A neural network is a machine learning algorithm that provides mathematical result after entering various numerical values or information. In this study, to construct an AI-based diagnostic algorithm, deep learning, a multi-hidden layer of neural network, was used (Fig. 3a). TensorFlow version 1.5 (Google LCC, Mountain View, USA) was used for the deep learning analysis. During the training process of deep learning, labelled information such as clinical information was entered into the deep learning algorithm. Subsequently, output values were calculated. Data were labelled as follows: malignant cystic lesion was defined as 1 and benign as 0 according to the final diagnosis. In this study, the input layers were CEA, CA19-9, CA125, amylase in the cyst fluid, sex, cyst location, connection of the pancreatic duct and cyst, type of cyst (monolocular or multilocular), and cytology. The value of the input layer was normalised and keyed in the algorithm. The hidden layer has two layers, and each hidden layer has nine nodes. Tanh (hyperbolic tangent) was used for activation function of the hidden layer. The softmax function was used for the activation function of the output layer. The optimisation algorithm used to train the network weights was stochastic gradient descent. The output layer was defined as malignant predictive value calculated by AI using deep learning. The malignant predictive value is a continuous variable from 0 to 1. When the malignant predictive value is close to 1, the diagnosis of AI using deep learning was regarded as malignant cystic lesions. The accuracy validation method used fivefold cross validation: (learning/test sample ratio: 80%/20% × 5). In other words, 80% of all cases were randomly assigned to the learning sample and 20% to the test sample, and its diagnostic ability was measured five times. In addition, because none of the markers are routinely used or recommended in the fluid analysis other than CEA in clinical practice, we also created AI algorithm using only CEA and clinical data (sex, cyst location, connection of the pancreatic duct and cyst, type of cyst and cytology) except CA19-9 CA125 and amylase (Fig. 3b).

Figure 3
figure 3

Algorithm of deep learning. Data are passed from layer to layer: from the input layer to the output layer. (a) Algorithm of artificial intelligence (AI). (b) Algorithm of AI using only carcinoembryonic antigen (CEA) except carbohydrate antigen (CA) 19-9, CA125 and amylase.

Endpoint

The primary endpoint was to investigate and compare the diagnostic ability of AI, AI using only CEA, cyst fluid analysis (CEA, CA19-9 CA125, and amylase) and cytology in differentiating malignant from benign pancreatic cystic lesions. The main outcomes were diagnostic sensitivity, specificity, PPV, NPV, and accuracy.

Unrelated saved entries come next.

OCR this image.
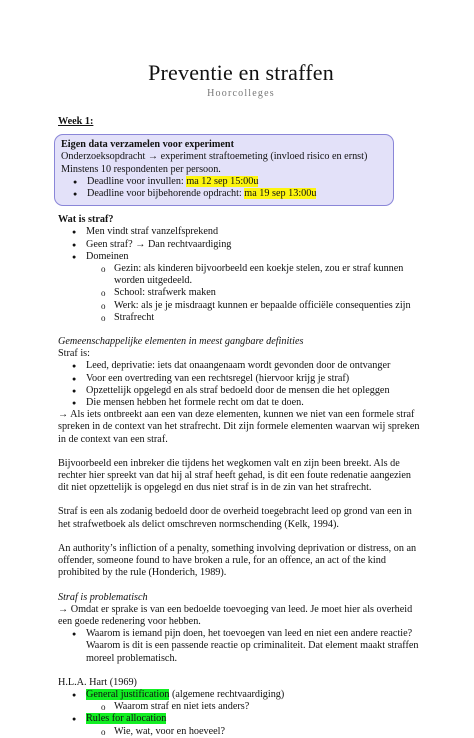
Preventie en straffen
Hoorcolleges

Week 1:

Eigen data verzamelen voor experiment

Onderzoeksopdracht → experiment straftoemeting (invloed risico en ernst)

Minstens 10 respondenten per persoon.

● Deadline voor invullen: ma 12 sep 15:00u
● Deadline voor bijbehorende opdracht: ma 19 sep 13:00u

Wat is straf?

● Men vindt straf vanzelfsprekend
● Geen straf? → Dan rechtvaardiging
● Domeinen
o Gezin: als kinderen bijvoorbeeld een koekje stelen, zou er straf kunnen worden uitgedeeld.
o School: strafwerk maken
o Werk: als je je misdraagt kunnen er bepaalde officiële consequenties zijn
o Strafrecht

Gemeenschappelijke elementen in meest gangbare definities

Straf is:

● Leed, deprivatie: iets dat onaangenaam wordt gevonden door de ontvanger
● Voor een overtreding van een rechtsregel (hiervoor krijg je straf)
● Opzettelijk opgelegd en als straf bedoeld door de mensen die het opleggen
● Die mensen hebben het formele recht om dat te doen.

→ Als iets ontbreekt aan een van deze elementen, kunnen we niet van een formele straf spreken in de context van het strafrecht. Dit zijn formele elementen waarvan wij spreken in de context van een straf.

Bijvoorbeeld een inbreker die tijdens het wegkomen valt en zijn been breekt. Als de rechter hier spreekt van dat hij al straf heeft gehad, is dit een foute redenatie aangezien dit niet opzettelijk is opgelegd en dus niet straf is in de zin van het strafrecht.

Straf is een als zodanig bedoeld door de overheid toegebracht leed op grond van een in het strafwetboek als delict omschreven normschending (Kelk, 1994).

An authority’s infliction of a penalty, something involving deprivation or distress, on an offender, someone found to have broken a rule, for an offence, an act of the kind prohibited by the rule (Honderich, 1989).

Straf is problematisch

→ Omdat er sprake is van een bedoelde toevoeging van leed. Je moet hier als overheid een goede redenering voor hebben.

● Waarom is iemand pijn doen, het toevoegen van leed en niet een andere reactie? Waarom is dit is een passende reactie op criminaliteit. Dat element maakt straffen moreel problematisch.

H.L.A. Hart (1969)

● General justification (algemene rechtvaardiging)
o Waarom straf en niet iets anders?
● Rules for allocation
o Wie, wat, voor en hoeveel?
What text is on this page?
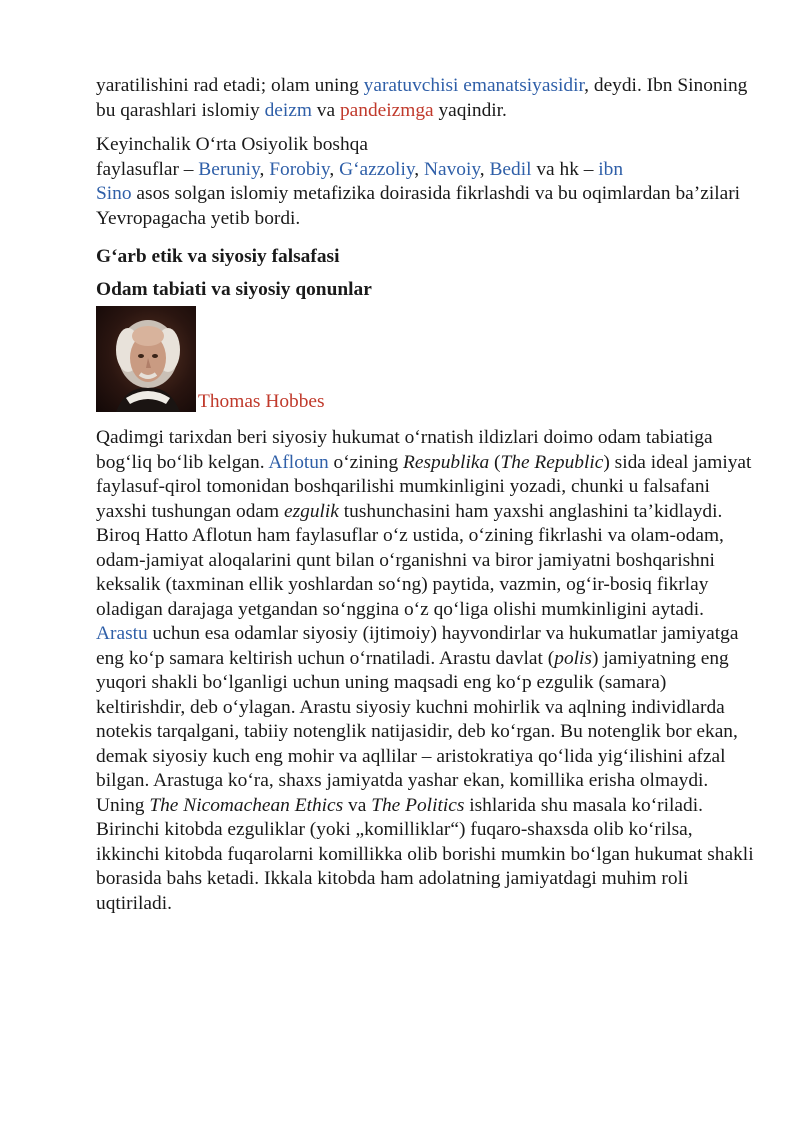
yaratilishini rad etadi; olam uning yaratuvchisi emanatsiyasidir, deydi. Ibn Sinoning bu qarashlari islomiy deizm va pandeizmga yaqindir.

Keyinchalik O‘rta Osiyolik boshqa
faylasuflar – Beruniy, Forobiy, G‘azzoliy, Navoiy, Bedil va hk – ibn
Sino asos solgan islomiy metafizika doirasida fikrlashdi va bu oqimlardan ba’zilari Yevropagacha yetib bordi.

G‘arb etik va siyosiy falsafasi

Odam tabiati va siyosiy qonunlar

Thomas Hobbes

Qadimgi tarixdan beri siyosiy hukumat o‘rnatish ildizlari doimo odam tabiatiga bog‘liq bo‘lib kelgan. Aflotun o‘zining Respublika (The Republic) sida ideal jamiyat faylasuf-qirol tomonidan boshqarilishi mumkinligini yozadi, chunki u falsafani yaxshi tushungan odam ezgulik tushunchasini ham yaxshi anglashini ta’kidlaydi. Biroq Hatto Aflotun ham faylasuflar o‘z ustida, o‘zining fikrlashi va olam-odam, odam-jamiyat aloqalarini qunt bilan o‘rganishni va biror jamiyatni boshqarishni keksalik (taxminan ellik yoshlardan so‘ng) paytida, vazmin, og‘ir-bosiq fikrlay oladigan darajaga yetgandan so‘nggina o‘z qo‘liga olishi mumkinligini aytadi. Arastu uchun esa odamlar siyosiy (ijtimoiy) hayvondirlar va hukumatlar jamiyatga eng ko‘p samara keltirish uchun o‘rnatiladi. Arastu davlat (polis) jamiyatning eng yuqori shakli bo‘lganligi uchun uning maqsadi eng ko‘p ezgulik (samara) keltirishdir, deb o‘ylagan. Arastu siyosiy kuchni mohirlik va aqlning individlarda notekis tarqalgani, tabiiy notenglik natijasidir, deb ko‘rgan. Bu notenglik bor ekan, demak siyosiy kuch eng mohir va aqllilar – aristokratiya qo‘lida yig‘ilishini afzal bilgan. Arastuga ko‘ra, shaxs jamiyatda yashar ekan, komillika erisha olmaydi. Uning The Nicomachean Ethics va The Politics ishlarida shu masala ko‘riladi. Birinchi kitobda ezguliklar (yoki „komilliklar“) fuqaro-shaxsda olib ko‘rilsa, ikkinchi kitobda fuqarolarni komillikka olib borishi mumkin bo‘lgan hukumat shakli borasida bahs ketadi. Ikkala kitobda ham adolatning jamiyatdagi muhim roli uqtiriladi.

The secondary endpoint was factors of malignant pancreatic cystic lesion. Factors of malignant pancreatic cystic lesion were analysed using univariate and multivariate analyses. Variables employed for analyses were CEA, CA19-9 CA125, amylase, sex, location of the cystic lesion, connection of the pancreatic duct and cyst, type of cyst, cytology, and AI.

Statistics

Chi-squared test (or Fisher’s exact test, if appropriate) was used for categorical variables and Mann-Whitney U test used for continuous variables in the univariate analyses. McNemar test was used to calculate the sensitivity, specificity, and accuracy. A P value < 0.05 was considered significant. ROC curve analysis was performed to characterise the diagnostic ability of cyst fluid tumour markers, amylase, cytology, and AI in differentiating malignant from benign cysts. The AUC was calculated to define the cut-off value for the diagnosis of malignant cystic lesions. The value at the top left was considered the cut-off value by ROC. Logistic regression models for multivariate analysis were used. Variables with p < 0.05 in the univariate analysis were selected for entry into the multivariate analysis. These statistical analyses were performed using SPSS version 21 software (IBM, Armonk, NY, USA).